La France envoya 370 hommes au Rwanda en octobre 1990 et, après une réduction d’effectifs en mars 1991, fit passer ce nombre à environ 670 en février 1993, après une attaque à grande échelle menée par le FPR. Certaines sources accusent la France de soutien actif tant en 1990 qu’en 1993 (African Rights, 1994 ; Human Rights Watch/Arms Project, 1994 ; Prunier, 1995). Pendant ces derniers heurts, les Français furent aperçus " en train d’assister l’armée rwandaise pour bombarder au mortier des positions du FPR " (African Rights, 1994). " Des soldats français étaient déployés au moins à 40 km au nord de la capitale sur la route de Byumba, juste au sud de la zone de contrôle reconnue du FPR. Aucun ressortissant français ni expatrié occidental ne vivait à cet endroit. " (Human Rights Watch/Arms Project, 1994). D’aucuns affirment donc que les Français ont apporté un soutien important en plaçant des hommes aux points de contrôle et en conseillant les officiers des FAR ; en donnant un entraînement militaire après le début du conflit ; en envoyant un armement d’une valeur d’au moins USD 6 millions en 1991-92 et en fournissant des garanties financières à concurrence du même montant pour du matériel de guerre fourni par des tiers (Human Rights Watch/Arms Project, 1994). Il n’y a donc rien d’étonnant à ce que le FPR ait exigé le départ des Français dès le début du conflit. Le gouvernement français a pourtant toujours nié toute participation active dans le conflit.

En ce qui concerne les pays africains, le rôle de l’Ouganda a déjà été abordé ci-dessus. Le président tanzanien a joué un rôle important en amenant les parties en conflit à la table des négociations à Arusha, ainsi que durant tout le processus de négociation. Le président zaïrois Mobutu Sese Seko participa également aux négociations de cessez-le-feu immédiatement après le début des hostilités. Le Zaïre n’a plus joué ensuite qu’un rôle secondaire. Lorsque le conflit éclata en octobre 1990, le Zaïre envoya 500 hommes au Rwanda pour aider les FAR à repousser l’invasion du FPR. Plusieurs semaines après leur arrivée, ces troupes furent retirées sous prétexte de manque de discipline et de maltraitance de civils rwandais (Human Rights Watch/Arms Project, 1994).

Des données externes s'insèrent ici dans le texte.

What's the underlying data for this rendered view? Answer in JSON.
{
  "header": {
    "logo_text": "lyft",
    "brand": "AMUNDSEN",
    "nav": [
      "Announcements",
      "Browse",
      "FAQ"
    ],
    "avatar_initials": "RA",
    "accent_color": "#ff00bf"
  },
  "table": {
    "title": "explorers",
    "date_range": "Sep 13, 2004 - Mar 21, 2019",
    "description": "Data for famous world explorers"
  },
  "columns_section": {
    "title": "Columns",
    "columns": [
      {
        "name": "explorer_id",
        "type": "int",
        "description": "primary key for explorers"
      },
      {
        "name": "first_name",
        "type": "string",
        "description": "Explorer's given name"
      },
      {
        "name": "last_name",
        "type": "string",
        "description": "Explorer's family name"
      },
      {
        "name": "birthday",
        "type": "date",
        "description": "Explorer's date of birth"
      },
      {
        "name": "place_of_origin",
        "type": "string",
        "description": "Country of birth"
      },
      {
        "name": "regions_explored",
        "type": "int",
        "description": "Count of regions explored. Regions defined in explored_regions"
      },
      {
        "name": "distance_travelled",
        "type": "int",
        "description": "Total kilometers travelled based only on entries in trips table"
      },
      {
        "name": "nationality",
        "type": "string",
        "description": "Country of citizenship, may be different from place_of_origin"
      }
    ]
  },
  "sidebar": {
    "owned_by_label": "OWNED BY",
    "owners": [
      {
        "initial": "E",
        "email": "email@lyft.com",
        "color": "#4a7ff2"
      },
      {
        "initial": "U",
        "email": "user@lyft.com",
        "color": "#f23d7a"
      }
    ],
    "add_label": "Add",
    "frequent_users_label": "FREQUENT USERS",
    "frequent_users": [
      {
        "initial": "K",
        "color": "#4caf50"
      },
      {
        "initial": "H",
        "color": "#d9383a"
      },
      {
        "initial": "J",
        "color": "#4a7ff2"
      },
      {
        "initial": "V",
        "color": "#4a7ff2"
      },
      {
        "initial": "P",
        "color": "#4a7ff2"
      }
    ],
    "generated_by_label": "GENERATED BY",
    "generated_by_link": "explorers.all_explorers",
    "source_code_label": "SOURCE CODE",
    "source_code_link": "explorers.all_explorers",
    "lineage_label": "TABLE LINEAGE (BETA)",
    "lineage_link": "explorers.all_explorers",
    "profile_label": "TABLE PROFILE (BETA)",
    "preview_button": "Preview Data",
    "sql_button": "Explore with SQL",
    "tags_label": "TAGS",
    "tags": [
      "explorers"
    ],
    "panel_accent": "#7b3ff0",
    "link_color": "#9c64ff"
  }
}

À la suite de l’accord d’Arusha du 4 août 1993, les Nations Unies devinrent un des grands acteurs du conflit. En marge des gouvernements et des institutions internationales, les groupes de défense des droits de l’homme jouèrent un rôle important de 1990 à 1994 en émettant régulièrement des rapports dénonçant les violations des droits de l’homme par le régime d’Habyarimana.

L’influence réelle de la communauté internationale est difficilement mesurable. Cependant, la menace proférée en mars 1993 de mettre fin à l’aide, en réaction à une publication d’un rapport sur les droits de l’homme accusant Habyarimana de la mort d’au moins 2 000 civils, est généralement considérée comme l’élément qui a incité le président rwandais à reprendre les pourparlers de paix avec le FPR (Reyntjens, 1994).